Michael Campbell, CEO, Fusion Risk Management, adds that many institutions have done the work to identify and map their important business services and are on a journey to set impact tolerances for each important business services ahead of the March 2022 deadline. But he warns that as they look for ways to integrate resilience into the operating fabric of their organizations, they are being challenged by the regulators to look at impacts beyond their own commercial interests. “Fusion provides a framework that anticipates, prevents, prepares for, responds to, and learns from risks and disruption over time, ensuring customers can manage to the desired outcomes set forth by regulators,” Campbell says. “This is not just a checkbox exercise; this is an operating model for the modern institution.”
Guy Warren, CEO of operational resilience technology and services provider ITRS Group, notes that the rules come into force just under two years since a UK Parliamentary Committee called on regulators to intervene following TSB’s IT meltdown. He argues that far from moving towards greater operational resilience in that time, businesses’ IT estates have only grown larger and more unwieldy, adding that the resilience of IT systems should no longer fall to the back office.

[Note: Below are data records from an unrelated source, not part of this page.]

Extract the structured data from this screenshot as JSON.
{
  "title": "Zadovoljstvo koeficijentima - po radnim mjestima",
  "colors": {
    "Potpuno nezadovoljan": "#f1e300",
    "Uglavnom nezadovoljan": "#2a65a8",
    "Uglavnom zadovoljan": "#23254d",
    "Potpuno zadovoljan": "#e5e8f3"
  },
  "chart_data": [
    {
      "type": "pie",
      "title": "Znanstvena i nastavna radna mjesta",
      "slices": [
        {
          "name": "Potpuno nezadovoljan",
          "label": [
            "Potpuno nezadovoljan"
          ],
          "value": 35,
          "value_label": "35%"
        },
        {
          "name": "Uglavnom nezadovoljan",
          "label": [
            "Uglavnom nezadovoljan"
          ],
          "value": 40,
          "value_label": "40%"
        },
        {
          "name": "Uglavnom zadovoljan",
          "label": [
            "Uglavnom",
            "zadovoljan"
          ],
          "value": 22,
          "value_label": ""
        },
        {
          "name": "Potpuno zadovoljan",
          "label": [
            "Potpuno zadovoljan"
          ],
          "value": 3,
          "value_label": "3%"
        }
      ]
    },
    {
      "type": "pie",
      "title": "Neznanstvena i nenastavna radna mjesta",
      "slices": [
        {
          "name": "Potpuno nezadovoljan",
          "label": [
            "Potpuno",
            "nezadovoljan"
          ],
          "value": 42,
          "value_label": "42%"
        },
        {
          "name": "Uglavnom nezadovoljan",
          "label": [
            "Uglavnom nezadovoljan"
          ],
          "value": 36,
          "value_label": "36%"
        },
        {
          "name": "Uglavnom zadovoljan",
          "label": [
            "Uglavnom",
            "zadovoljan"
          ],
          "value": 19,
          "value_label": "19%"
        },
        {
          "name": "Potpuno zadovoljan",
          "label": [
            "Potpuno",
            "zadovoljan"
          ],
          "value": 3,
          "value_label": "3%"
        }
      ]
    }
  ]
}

“To meet requirements on time and avoid punitive consequences, including hefty fines on individual senior managers, the UK’s financial C-suite must put operational resilience at the top of the agenda by committing serious investment towards data analytics and estate monitoring technology and making sure there is personal, senior responsibility for the operational resilience of their firms,” says Warren. “There will be no excuses made for shortcuts or sub-par capabilities. While it might seem costly at a time when most businesses are operating on small margins, the bottom line is this: if you say you can’t afford to prioritise the operational resilience of your systems, then you can’t afford to be in business.”
By the time the new rules come into force in March 2022, firms must have identified their important business services, set impact tolerances, carried out mapping and testing and identified any vulnerabilities in their operational resilience. Firms must also have performed mapping and testing so that they are able to remain within impact tolerances for each important business service and made the necessary investments to enable them to operate consistently within their impact tolerances as soon as possible after the March 31 deadline and no later than March 31, 2025.